Yes, because a string is of dynamic size, so there must be heap memory behind the scenes
However they are NOT the same.
in c the pointer points to a string that may also be used elsewhere, so changing it will effect those other places.
Anything that is not a "value type", which essentially covers enums, booleans, and built-in numeric types, will be passed "by reference", which is arguably the same as the C/C++ mechanism of passing by reference or pointer.

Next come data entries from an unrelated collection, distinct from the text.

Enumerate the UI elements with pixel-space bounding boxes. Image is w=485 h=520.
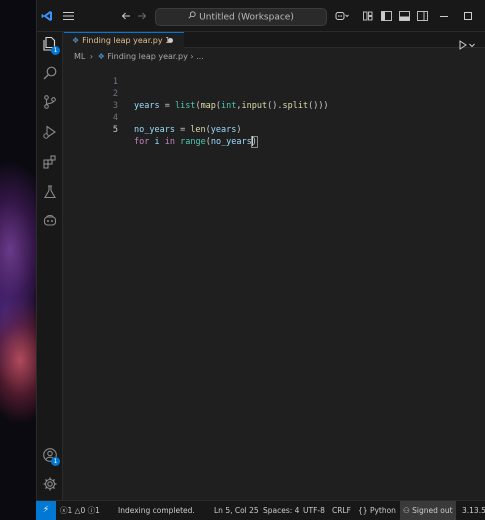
explorer-badge: 1 [51,46,60,55]
search-icon[interactable] [40,63,60,83]
manage-gear-icon[interactable] [40,474,60,494]
indentation[interactable]: Spaces: 4 [263,501,299,520]
breadcrumb-tail[interactable]: › ... [190,52,203,61]
toggle-panel-icon[interactable] [399,0,410,33]
back-arrow-icon[interactable] [121,0,131,33]
code-line: 4 no_years = len(years) [64,100,485,135]
run-debug-icon[interactable] [40,122,60,142]
error-icon: ⓧ [60,506,68,515]
code-text: for i in range(no_years) [134,136,258,148]
token: = [174,125,191,135]
tab-finding-leap-year[interactable]: ❖ Finding leap year.py 1 [64,32,184,48]
end-of-line[interactable]: CRLF [332,501,351,520]
code-line: 3 [64,88,485,111]
minimize-icon[interactable] [439,0,449,33]
toggle-secondary-sidebar-icon[interactable] [417,0,428,33]
line-number: 5 [112,125,118,135]
maximize-icon[interactable] [463,0,473,33]
python-file-icon: ❖ [97,52,105,61]
language-label: Python [369,506,396,515]
error-count: 1 [67,506,73,515]
breadcrumb-file[interactable]: Finding leap year.py [107,52,187,61]
breadcrumb-separator: › [89,52,94,61]
testing-icon[interactable] [40,182,60,202]
vscode-logo-icon [41,0,53,34]
python-version[interactable]: 3.13.5 [462,501,485,520]
extensions-icon[interactable] [40,152,60,172]
source-control-icon[interactable] [40,92,60,112]
vscode-window: Untitled (Workspace) 1 1 ❖ Finding leap … [36,0,485,520]
title-bar: Untitled (Workspace) [37,0,485,32]
search-text: Untitled (Workspace) [199,12,294,23]
toggle-primary-sidebar-icon[interactable] [381,0,392,33]
editor-tab-bar: ❖ Finding leap year.py 1 [64,32,485,50]
breadcrumb-root[interactable]: ML [74,52,85,61]
text-cursor-icon [252,136,256,146]
python-file-icon: ❖ [72,36,80,45]
activity-bar: 1 1 [37,32,63,500]
status-bar: ⚡ ⓧ1 △0 ⓘ1 Indexing completed. Ln 5, Col… [36,500,485,520]
unsaved-dot-icon[interactable] [168,38,173,43]
accounts-icon[interactable]: 1 [40,445,60,466]
code-editor[interactable]: 1 2 years = list(map(int,input().split()… [64,62,485,500]
customize-layout-icon[interactable] [363,0,373,33]
token: len [190,125,206,135]
token: ) [236,125,242,135]
search-icon [188,9,196,25]
token: no_years [134,125,175,135]
account-status[interactable]: ⚇ Signed out [400,501,456,520]
language-mode[interactable]: {} Python [358,501,396,520]
info-icon: ⓘ [87,506,96,515]
menu-icon[interactable] [63,0,75,33]
explorer-icon[interactable]: 1 [40,34,60,55]
desktop-wallpaper [0,0,36,520]
accounts-badge: 1 [51,457,60,466]
command-center-search[interactable]: Untitled (Workspace) [155,8,327,26]
signed-out-label: Signed out [412,506,453,515]
token: years [210,125,237,135]
problems-summary[interactable]: ⓧ1 △0 ⓘ1 [60,501,100,520]
indexing-status[interactable]: Indexing completed. [118,501,195,520]
token: range [180,137,206,147]
code-line-active: 5 for i in range(no_years) [64,112,485,148]
token: in [164,137,175,147]
token: for [134,137,150,147]
token: no_years [210,137,252,147]
forward-arrow-icon[interactable] [137,0,147,33]
tab-label: Finding leap year.py 1 [82,36,171,45]
code-text: no_years = len(years) [134,124,242,136]
code-line: 1 [64,64,485,87]
cursor-position[interactable]: Ln 5, Col 25 [214,501,259,520]
copilot-chat-icon[interactable] [40,211,60,231]
braces-icon: {} [358,506,368,515]
person-icon: ⚇ [403,506,410,515]
code-line: 2 years = list(map(int,input().split())) [64,76,485,111]
remote-window-icon[interactable]: ⚡ [36,501,56,520]
copilot-icon[interactable] [335,0,349,33]
info-count: 1 [95,506,100,515]
warning-count: 0 [80,506,86,515]
encoding[interactable]: UTF-8 [303,501,325,520]
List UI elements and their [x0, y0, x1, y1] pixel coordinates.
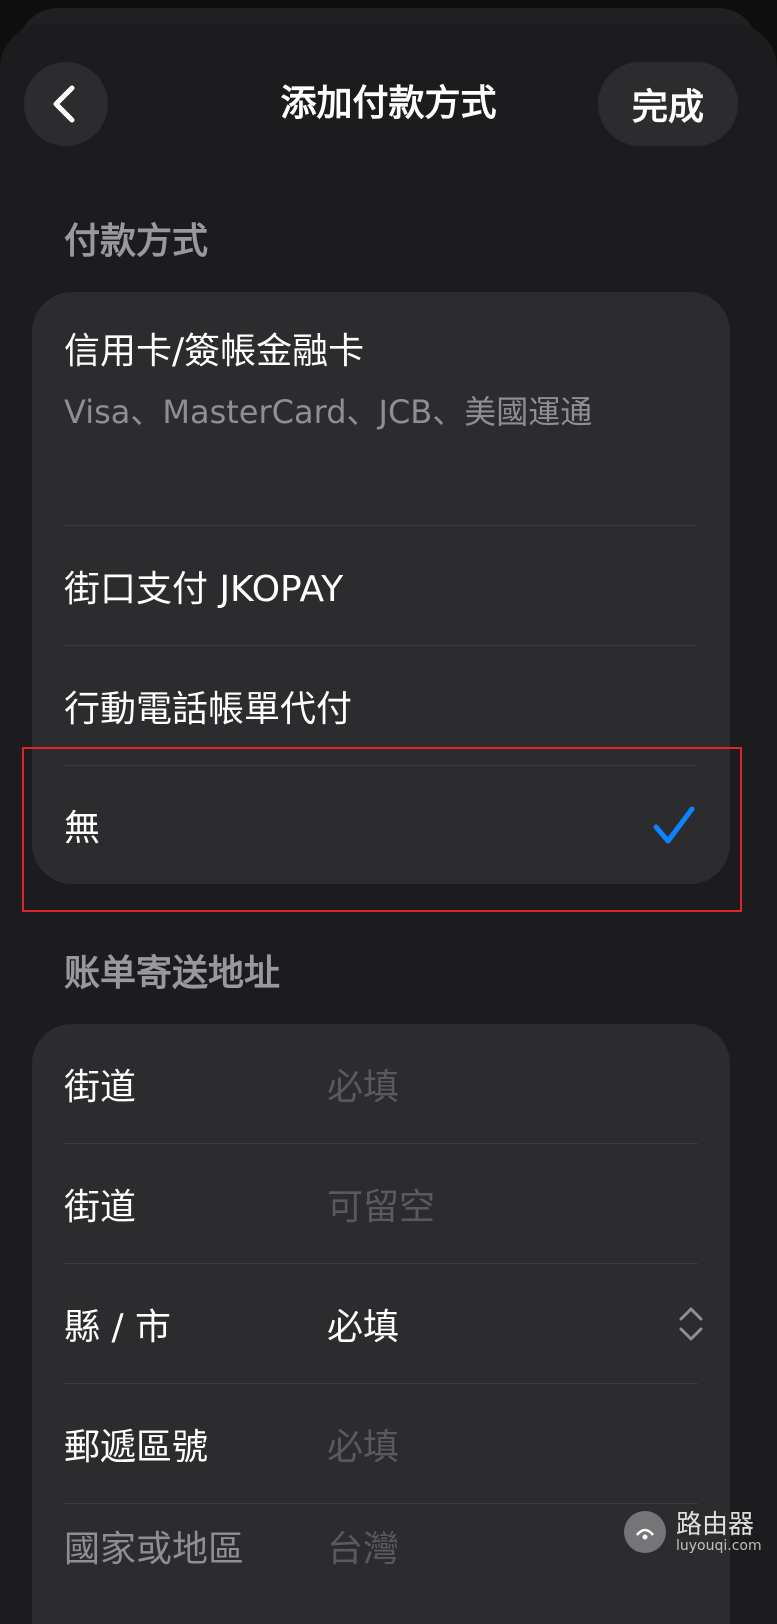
- postal-code-field[interactable]: 郵遞區號 必填: [32, 1384, 730, 1504]
- billing-section-title: 账单寄送地址: [64, 953, 281, 994]
- street-field-1[interactable]: 街道 必填: [32, 1024, 730, 1144]
- credit-card-label: 信用卡/簽帳金融卡: [64, 331, 365, 372]
- selection-highlight-frame: [22, 747, 742, 912]
- page-title: 添加付款方式: [280, 83, 497, 124]
- router-logo-icon: [624, 1511, 666, 1553]
- chevron-left-icon: [53, 85, 75, 123]
- done-button[interactable]: 完成: [598, 62, 738, 146]
- back-button[interactable]: [24, 62, 108, 146]
- carrier-billing-label: 行動電話帳單代付: [64, 689, 353, 730]
- chevron-up-down-icon: [679, 1307, 703, 1341]
- country-label: 國家或地區: [64, 1529, 245, 1570]
- postal-code-input[interactable]: 必填: [327, 1384, 399, 1504]
- watermark-title: 路由器: [676, 1510, 755, 1540]
- country-value[interactable]: 台灣: [327, 1504, 399, 1624]
- street-field-2[interactable]: 街道 可留空: [32, 1144, 730, 1264]
- city-label: 縣 / 市: [64, 1307, 172, 1348]
- watermark-url: luyouqi.com: [676, 1538, 762, 1554]
- street-input[interactable]: 必填: [327, 1024, 399, 1144]
- street-label-2: 街道: [64, 1187, 137, 1228]
- street-input-2[interactable]: 可留空: [327, 1144, 435, 1264]
- city-picker[interactable]: 必填: [327, 1264, 399, 1384]
- watermark: 路由器 luyouqi.com: [624, 1504, 762, 1560]
- payment-option-jkopay[interactable]: 街口支付 JKOPAY: [32, 526, 730, 646]
- payment-option-credit-card[interactable]: 信用卡/簽帳金融卡 Visa、MasterCard、JCB、美國運通: [32, 292, 730, 526]
- city-field[interactable]: 縣 / 市 必填: [32, 1264, 730, 1384]
- payment-section-title: 付款方式: [64, 221, 209, 262]
- credit-card-detail: Visa、MasterCard、JCB、美國運通: [64, 393, 593, 431]
- jkopay-label: 街口支付 JKOPAY: [64, 569, 344, 610]
- street-label: 街道: [64, 1067, 137, 1108]
- postal-code-label: 郵遞區號: [64, 1427, 209, 1468]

Syntactically and semantically it is essentially identical to C/C++ passing by reference.
Note, however, that in C# strings are immutable, so even though it is passed by reference you can't edit the string without creating a new one.
Also note that you can't pass an argument as "const" in C#, regardless whether it is a value type or a reference type.
While those are indeed equivalent in a semantic sense (i.e. the code is doing something with a string), C#, like Java, keeps pointers completely out of its everyday use, relegating them to areas such as transitions to native OS functions - even then, there are framework classes which wrap those up nicely, such as SafeFileHandle.
Long story short, don't go out of your way thinking of pointers in C#.
As far as I know, all classes in C# (not sure about the others) are reference types.